A series of technical advances in aiding the understanding of bone and joint developmental biology were presented by Dr Paula Murphy from Trinity College Dublin. Their work has focused on an optical projection tomography technique to visualize emerging tissues in 3D in the developing embryo, analyzing for example the changing 3D morphology of the chick knee joint in detail in the presence and absence of muscle contraction. These changes in shape were compared to changes in local mechanical strain generated from finite element models of the same knee joints, to patterns of cell proliferation and to expression patterns of genes implicated in joint development. Distinctive changes in the shape of the rudiment termini, patterning of the emerging tissues of the knee joint and gene expression were described in the absence of muscle contractions. Interestingly, the intercondylar region of the distal femur was identified as a highly mechanosensitive area and could prove to be a standard model for future investigations of developmental disuse. Dr Murphy’s work has also incorporated high-throughput sequencing of transcripts extracted from developing humeri of ‘muscleless’ mouse strains, which have yielded a subset of genes that show significant association with disuse. These data are being analyzed on a genome-wide level to reveal the biological processes disturbed with a view to uncovering the molecular mechanisms involved in mechanoregulation of this particular in vivo system. Moreover, forelimb and hindlimb expression patterns of selected genes yielded interesting differences in spatial patterns. The expression studies are currently being followed up with laser capture micro-dissection techniques applied to limb bud sections in order to identify mechanically induced transcriptional changes that are associated with different cell types in the developing limb.

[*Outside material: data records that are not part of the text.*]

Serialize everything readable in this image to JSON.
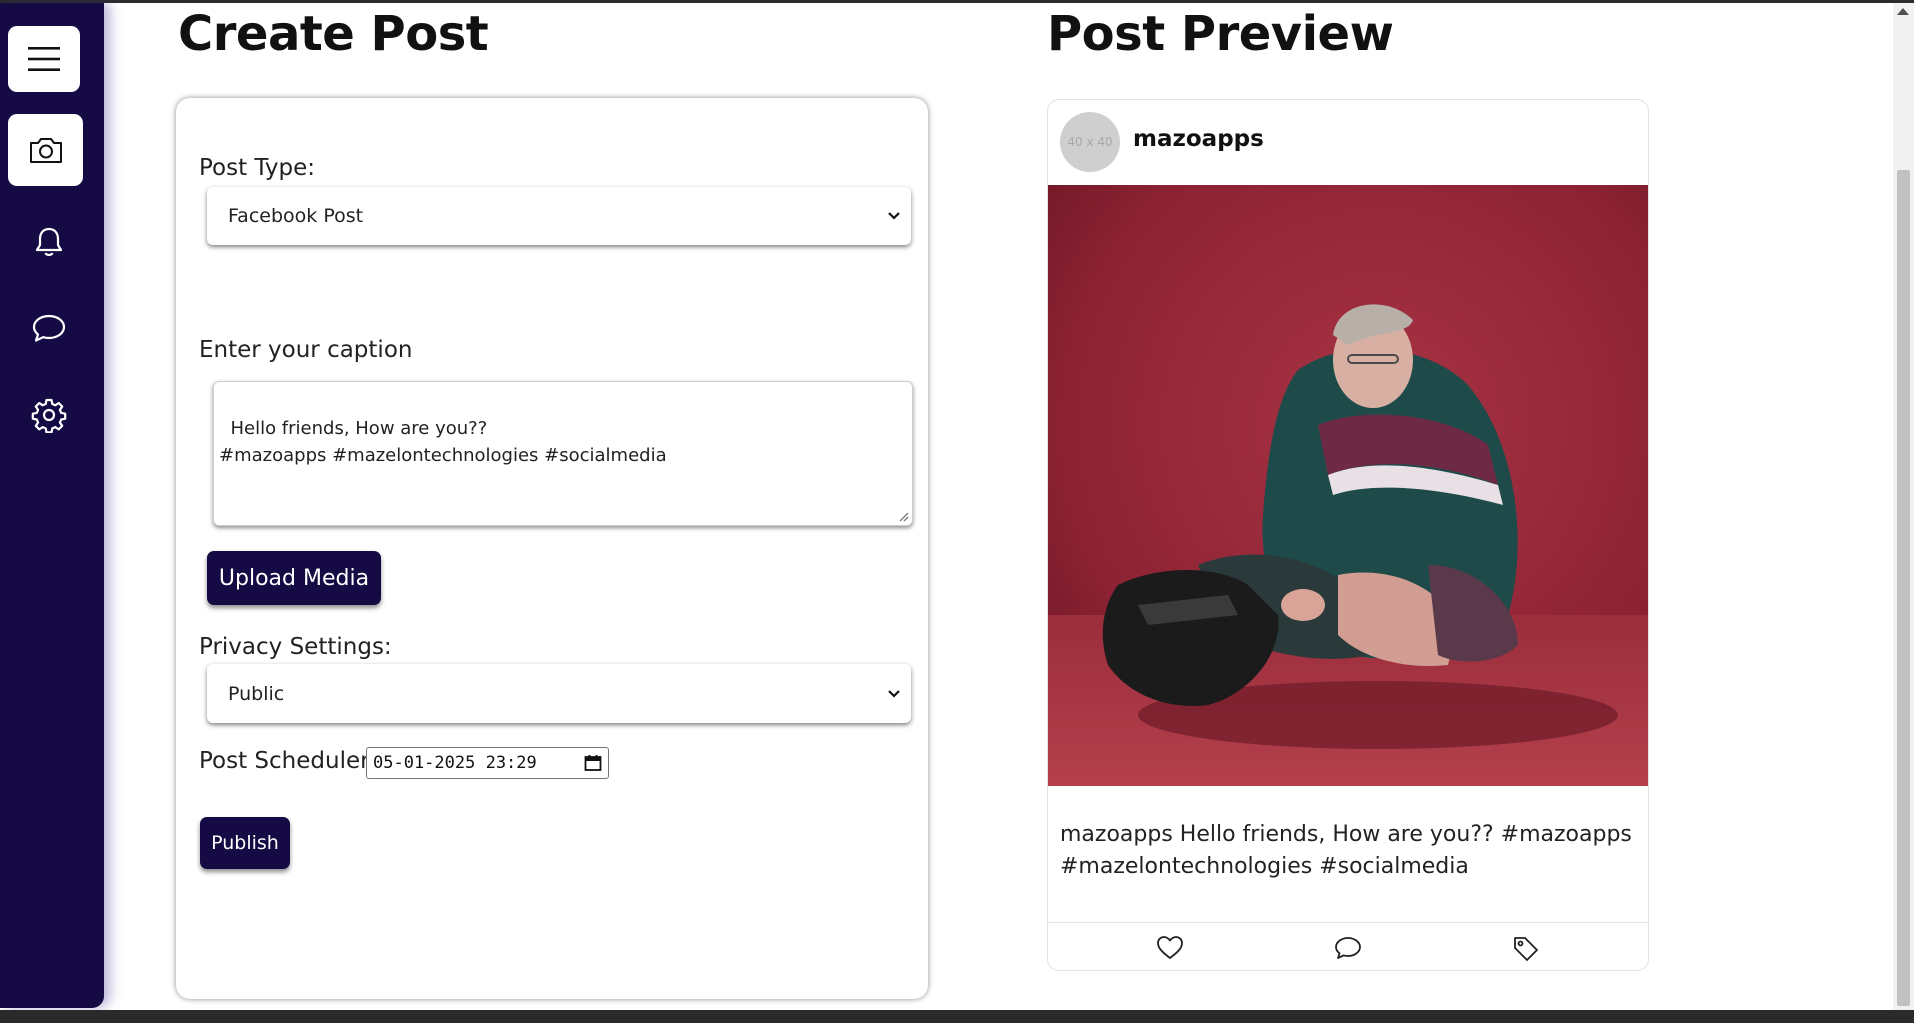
{
  "page": {
    "create_title": "Create Post",
    "preview_title": "Post Preview"
  },
  "sidebar": {
    "items": [
      {
        "name": "menu",
        "icon": "hamburger-menu-icon",
        "boxed": true
      },
      {
        "name": "camera",
        "icon": "camera-icon",
        "boxed": true
      },
      {
        "name": "notifications",
        "icon": "bell-icon",
        "boxed": false
      },
      {
        "name": "messages",
        "icon": "chat-bubble-icon",
        "boxed": false
      },
      {
        "name": "settings",
        "icon": "gear-icon",
        "boxed": false
      }
    ]
  },
  "form": {
    "post_type_label": "Post Type:",
    "post_type_value": "Facebook Post",
    "caption_label": "Enter your caption",
    "caption_value": "Hello friends, How are you??\n#mazoapps #mazelontechnologies #socialmedia",
    "upload_label": "Upload Media",
    "privacy_label": "Privacy Settings:",
    "privacy_value": "Public",
    "scheduler_label": "Post Scheduler:",
    "scheduler_value": "05-01-2025 23:29",
    "publish_label": "Publish"
  },
  "preview": {
    "avatar_placeholder": "40 x 40",
    "username": "mazoapps",
    "caption": "mazoapps Hello friends, How are you?? #mazoapps #mazelontechnologies #socialmedia",
    "actions": [
      "heart-icon",
      "comment-icon",
      "tag-icon"
    ]
  },
  "colors": {
    "sidebar": "#150a44",
    "button": "#150a44",
    "photo_background": "#9a2a38"
  }
}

The role of parathyroid hormone-related peptide (PTHrP) in enthesis modeling was presented by Dr Meina Wang, one of the conference’s ASBMR Harold M Frost Award winners. Dr Wang used the Scleraxis-Cre transgene to recombine floxed PTHrP alleles in mice, resulting in PTHrP deletion in ligament and tendon insertion sites (entheses). Dr Wang found that the tibial medial collateral ligament enthesis failed to migrate during linear growth in PTHrP cKO mice. Instead, there was a large traction tuberosity formation at the enthesis site, accompanied by fibrochondrocyte formation, and even mineralized medial collateral ligament in adult mice. This effect was largely due to impaired osteoclast activity resulting from local PTHrP deletion. Other fibrous entheses in the PTHrP cKO mice presented a similar phenotype due to impaired osteoclast activity. Pertinent discussion points for this presentation related to whether the mutant mice exhibited impaired mechanical properties of the ligaments, and whether the mice might exhibit evidence of joint contracture as they age.